In the ensuing years, Jackson focused on his familial responsibilities while actively participating in charitable endeavours, all while laying the groundwork for a highly anticipated comeback slated for 2001. This year proved monumental for Jackson as he was inducted into the Rock & Roll Hall of Fame as a solo artist. To reignite excitement for his forthcoming album, Invincible, Jackson orchestrated two monumental 30th-anniversary concerts in September 2001, serving as a prelude to the album’s October launch. Helmed predominantly by producer Rodney Jerkins, Invincible consciously echoed the spirit of Jackson’s earlier masterpiece, Off the Wall.

 

In 2009, Jackson unveiled plans for a grand resurgence with a highly anticipated tour titled “This Is It”, set to feature an extensive run of performances at London’s prestigious O2 Arena.
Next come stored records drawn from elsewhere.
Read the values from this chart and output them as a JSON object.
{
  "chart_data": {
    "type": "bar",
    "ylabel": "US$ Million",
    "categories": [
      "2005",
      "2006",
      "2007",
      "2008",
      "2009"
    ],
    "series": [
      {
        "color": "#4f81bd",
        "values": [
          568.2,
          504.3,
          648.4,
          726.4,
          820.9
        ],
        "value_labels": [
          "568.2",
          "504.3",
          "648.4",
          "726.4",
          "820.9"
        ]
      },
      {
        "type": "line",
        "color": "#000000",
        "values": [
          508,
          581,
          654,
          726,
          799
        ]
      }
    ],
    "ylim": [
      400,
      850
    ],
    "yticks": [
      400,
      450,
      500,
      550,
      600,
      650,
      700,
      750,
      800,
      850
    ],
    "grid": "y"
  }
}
However, tragedy struck as Jackson’s preparations for the tour were underway. On June 25, 2009, he collapsed at his residence in Los Angeles. Rushed to the UCLA Medical Center, Jackson was pronounced dead at the age of 50 due to cardiac arrest. Subsequent investigations revealed that his death was attributable to prescription drug abuse, leading to the conviction of Dr. Conrad Murray for involuntary manslaughter.